A Copa do Mundo 2026 pode transformar milhões de residências em centros temporários de consumo, impulsionando gastos com alimentação, delivery, streaming e pagamentos digitais. O movimento ocorre mesmo sem o Brasil sediar partidas e deve beneficiar diferentes setores da economia.
A mudança de comportamento dos torcedores indica que os principais impactos do torneio ocorrerão dentro das casas. Empresas ligadas à alimentação, entretenimento e conveniência aparecem entre as mais expostas ao aumento da demanda durante os jogos.
A chamada economia da torcida em casa ajuda a explicar por que grandes eventos esportivos continuam gerando efeitos relevantes sobre o consumo mesmo longe dos estádios. O fenômeno amplia oportunidades para varejistas, plataformas digitais e serviços de entrega.
Consumo na Copa do Mundo 2026 cresce com encontros dentro de casa
Pesquisa encomendada pelo PayPal e realizada pela Morning Consult mostra que 67% dos brasileiros pretendem gastar com comida e petiscos durante a competição. Além disso, 57% afirmam que devem recorrer ao delivery para abastecer reuniões organizadas nos dias de jogo.
O hábito de assistir às partidas em casa sustenta esse comportamento. Segundo o levantamento, 41% dos brasileiros pretendem acompanhar os jogos em pequenos grupos dentro da própria residência, enquanto 35% devem se reunir na casa de amigos ou familiares.
Entre os produtos mais associados aos encontros estão:
- Pizza (49%)
- Churrasco (46%)
- Snacks e aperitivos
- Bebidas e cervejas
- Itens de conveniência para consumo imediato
A combinação entre praticidade e socialização favorece compras de última hora e aumenta a procura por canais capazes de entregar produtos rapidamente.
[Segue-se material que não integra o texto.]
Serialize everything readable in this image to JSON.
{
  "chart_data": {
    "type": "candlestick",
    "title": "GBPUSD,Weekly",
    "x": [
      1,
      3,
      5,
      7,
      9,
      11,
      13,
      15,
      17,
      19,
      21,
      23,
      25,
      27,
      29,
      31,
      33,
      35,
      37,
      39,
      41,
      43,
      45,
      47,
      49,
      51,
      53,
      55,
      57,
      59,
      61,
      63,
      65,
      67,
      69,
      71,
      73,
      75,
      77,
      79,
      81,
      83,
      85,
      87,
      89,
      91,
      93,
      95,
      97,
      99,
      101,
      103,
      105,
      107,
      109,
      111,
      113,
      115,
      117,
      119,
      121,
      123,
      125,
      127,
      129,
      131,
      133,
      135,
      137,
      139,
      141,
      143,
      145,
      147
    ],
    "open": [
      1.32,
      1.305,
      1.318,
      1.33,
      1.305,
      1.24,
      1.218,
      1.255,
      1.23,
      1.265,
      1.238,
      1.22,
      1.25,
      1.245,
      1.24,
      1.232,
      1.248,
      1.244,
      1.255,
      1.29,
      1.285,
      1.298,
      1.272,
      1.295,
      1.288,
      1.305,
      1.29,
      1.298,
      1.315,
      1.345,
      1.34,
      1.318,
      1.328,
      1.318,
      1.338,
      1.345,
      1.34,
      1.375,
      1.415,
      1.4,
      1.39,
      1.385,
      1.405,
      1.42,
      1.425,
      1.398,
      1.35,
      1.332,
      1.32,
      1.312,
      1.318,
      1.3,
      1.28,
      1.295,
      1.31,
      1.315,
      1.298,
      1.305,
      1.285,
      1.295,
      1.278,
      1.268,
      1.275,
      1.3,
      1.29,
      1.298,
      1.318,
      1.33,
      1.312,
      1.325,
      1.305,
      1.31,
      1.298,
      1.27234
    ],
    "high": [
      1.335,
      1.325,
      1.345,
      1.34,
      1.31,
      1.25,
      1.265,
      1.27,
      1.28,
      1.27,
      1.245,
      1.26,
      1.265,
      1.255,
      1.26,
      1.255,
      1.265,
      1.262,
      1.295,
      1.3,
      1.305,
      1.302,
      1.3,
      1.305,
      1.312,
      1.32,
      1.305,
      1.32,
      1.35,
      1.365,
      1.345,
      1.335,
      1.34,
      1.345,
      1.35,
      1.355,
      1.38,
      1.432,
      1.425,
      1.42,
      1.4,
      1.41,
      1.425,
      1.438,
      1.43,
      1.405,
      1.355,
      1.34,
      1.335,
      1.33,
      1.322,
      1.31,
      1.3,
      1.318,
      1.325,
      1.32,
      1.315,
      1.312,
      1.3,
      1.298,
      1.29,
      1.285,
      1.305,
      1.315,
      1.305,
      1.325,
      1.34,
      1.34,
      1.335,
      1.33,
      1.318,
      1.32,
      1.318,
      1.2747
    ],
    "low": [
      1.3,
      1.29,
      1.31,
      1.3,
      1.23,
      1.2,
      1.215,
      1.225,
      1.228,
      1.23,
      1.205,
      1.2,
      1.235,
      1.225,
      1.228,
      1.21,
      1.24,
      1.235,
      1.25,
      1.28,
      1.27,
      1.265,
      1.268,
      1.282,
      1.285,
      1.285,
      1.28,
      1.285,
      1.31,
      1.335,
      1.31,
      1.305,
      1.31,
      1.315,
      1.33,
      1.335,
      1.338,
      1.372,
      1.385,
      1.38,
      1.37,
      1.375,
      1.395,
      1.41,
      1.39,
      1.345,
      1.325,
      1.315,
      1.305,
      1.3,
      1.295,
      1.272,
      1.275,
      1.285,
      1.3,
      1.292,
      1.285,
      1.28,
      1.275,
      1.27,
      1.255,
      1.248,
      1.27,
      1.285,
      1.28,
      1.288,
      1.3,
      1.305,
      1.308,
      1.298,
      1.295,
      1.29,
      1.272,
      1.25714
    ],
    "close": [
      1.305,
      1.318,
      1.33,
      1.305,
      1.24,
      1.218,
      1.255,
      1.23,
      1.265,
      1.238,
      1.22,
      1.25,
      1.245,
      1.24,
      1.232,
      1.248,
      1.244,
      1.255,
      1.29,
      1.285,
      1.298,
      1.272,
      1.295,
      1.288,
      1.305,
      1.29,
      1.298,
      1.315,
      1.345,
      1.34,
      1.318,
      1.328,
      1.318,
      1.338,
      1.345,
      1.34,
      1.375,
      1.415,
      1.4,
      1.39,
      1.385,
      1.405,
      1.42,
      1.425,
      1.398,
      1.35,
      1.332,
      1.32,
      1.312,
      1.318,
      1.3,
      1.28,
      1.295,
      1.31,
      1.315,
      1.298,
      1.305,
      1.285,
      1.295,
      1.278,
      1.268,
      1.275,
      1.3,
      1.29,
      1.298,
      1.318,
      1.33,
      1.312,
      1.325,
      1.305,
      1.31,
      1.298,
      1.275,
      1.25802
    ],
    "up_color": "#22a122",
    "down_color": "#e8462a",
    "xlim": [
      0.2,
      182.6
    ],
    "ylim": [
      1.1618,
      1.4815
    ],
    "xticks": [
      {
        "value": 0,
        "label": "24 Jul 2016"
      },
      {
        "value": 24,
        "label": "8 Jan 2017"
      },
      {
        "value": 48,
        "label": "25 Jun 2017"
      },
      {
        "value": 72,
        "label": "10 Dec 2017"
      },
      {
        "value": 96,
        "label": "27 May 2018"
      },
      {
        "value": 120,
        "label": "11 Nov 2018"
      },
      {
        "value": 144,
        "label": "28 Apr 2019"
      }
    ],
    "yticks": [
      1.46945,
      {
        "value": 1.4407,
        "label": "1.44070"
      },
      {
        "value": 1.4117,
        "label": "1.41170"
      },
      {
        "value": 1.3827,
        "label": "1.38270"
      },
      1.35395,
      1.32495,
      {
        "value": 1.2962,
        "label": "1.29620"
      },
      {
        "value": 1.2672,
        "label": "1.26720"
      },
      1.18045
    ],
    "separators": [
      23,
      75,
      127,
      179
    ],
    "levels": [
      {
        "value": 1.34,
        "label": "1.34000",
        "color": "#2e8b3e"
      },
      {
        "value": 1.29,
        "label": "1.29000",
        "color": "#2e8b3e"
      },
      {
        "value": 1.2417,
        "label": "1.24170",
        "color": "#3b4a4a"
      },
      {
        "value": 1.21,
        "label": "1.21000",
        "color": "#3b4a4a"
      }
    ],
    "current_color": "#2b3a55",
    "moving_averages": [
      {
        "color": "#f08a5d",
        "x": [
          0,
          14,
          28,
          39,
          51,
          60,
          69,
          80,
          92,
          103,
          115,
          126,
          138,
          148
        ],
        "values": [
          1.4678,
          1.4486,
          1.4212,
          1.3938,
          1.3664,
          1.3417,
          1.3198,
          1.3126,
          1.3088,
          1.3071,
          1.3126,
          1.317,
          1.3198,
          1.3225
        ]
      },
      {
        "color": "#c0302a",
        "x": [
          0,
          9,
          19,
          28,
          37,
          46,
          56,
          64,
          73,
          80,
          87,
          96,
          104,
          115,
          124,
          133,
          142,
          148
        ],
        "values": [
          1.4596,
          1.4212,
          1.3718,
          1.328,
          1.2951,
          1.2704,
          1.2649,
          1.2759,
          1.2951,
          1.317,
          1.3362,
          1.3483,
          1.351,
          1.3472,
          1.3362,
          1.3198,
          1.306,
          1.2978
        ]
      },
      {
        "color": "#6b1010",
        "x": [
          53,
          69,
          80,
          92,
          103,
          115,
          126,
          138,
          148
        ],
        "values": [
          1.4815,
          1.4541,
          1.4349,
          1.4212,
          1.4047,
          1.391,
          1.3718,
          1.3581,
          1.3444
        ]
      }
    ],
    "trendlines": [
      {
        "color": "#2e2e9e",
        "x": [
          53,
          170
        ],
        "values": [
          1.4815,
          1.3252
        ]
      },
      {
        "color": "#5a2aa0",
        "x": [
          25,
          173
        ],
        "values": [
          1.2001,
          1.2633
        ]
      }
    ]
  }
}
Quem ganha dinheiro quando o torcedor fica em casa
O avanço do consumo doméstico cria uma cadeia de beneficiados que vai muito além dos aplicativos de entrega. O aumento da circulação de pedidos e compras relacionadas aos jogos alcança diferentes segmentos da economia.
Dados da gmpromo indicam que grandes eventos de mobilização emocional podem elevar as vendas do varejo em até 4,7%. Em algumas categorias ligadas diretamente ao consumo durante as partidas, o crescimento pode ser ainda mais expressivo.
Entre os setores com potencial de ganho estão:
- aplicativos de delivery;
- supermercados e atacarejos;
- fabricantes de snacks e alimentos prontos;
- empresas de bebidas;
- plataformas de streaming;
- fintechs e aplicativos de pagamento.
Segundo a gmpromo, categorias como proteínas para churrasco, cervejas e snacks podem registrar aumento de até 69% no ticket médio nos dias de jogo. O resultado é uma transferência de parte do consumo tradicional de bares e restaurantes para o ambiente doméstico.
Streaming e pagamentos digitais ampliam a economia da torcida em casa
O impacto econômico da Copa também alcança o setor de tecnologia. A pesquisa mostra que 46% dos brasileiros pretendem gastar com tecnologia ou entretenimento para o lar, enquanto 42% planejam contratar ou renovar serviços de streaming para acompanhar o torneio.
Os meios digitais ganham relevância não apenas para assistir aos jogos, mas também para organizar os encontros. Cerca de 34% dos brasileiros afirmam que pretendem dividir despesas em tempo real por aplicativos de pagamento, percentual superior ao registrado nos Estados Unidos e no Canadá.
O levantamento revela ainda que 25% pretendem organizar vaquinhas antes das compras relacionadas aos jogos. Além disso, 82% consideram importante contar com opções de parcelamento, mostrando que flexibilidade financeira continua sendo um fator decisivo para o consumo.
O conjunto desses indicadores mostra que a Copa do Mundo 2026 deve consolidar uma tendência observada nos últimos grandes eventos esportivos, a transformação da residência em um polo temporário de consumo. Nesse cenário, alimentação, entretenimento digital, conveniência e pagamentos eletrônicos passam a integrar uma mesma jornada de gastos, ampliando as oportunidades para empresas que atendem o torcedor dentro de casa.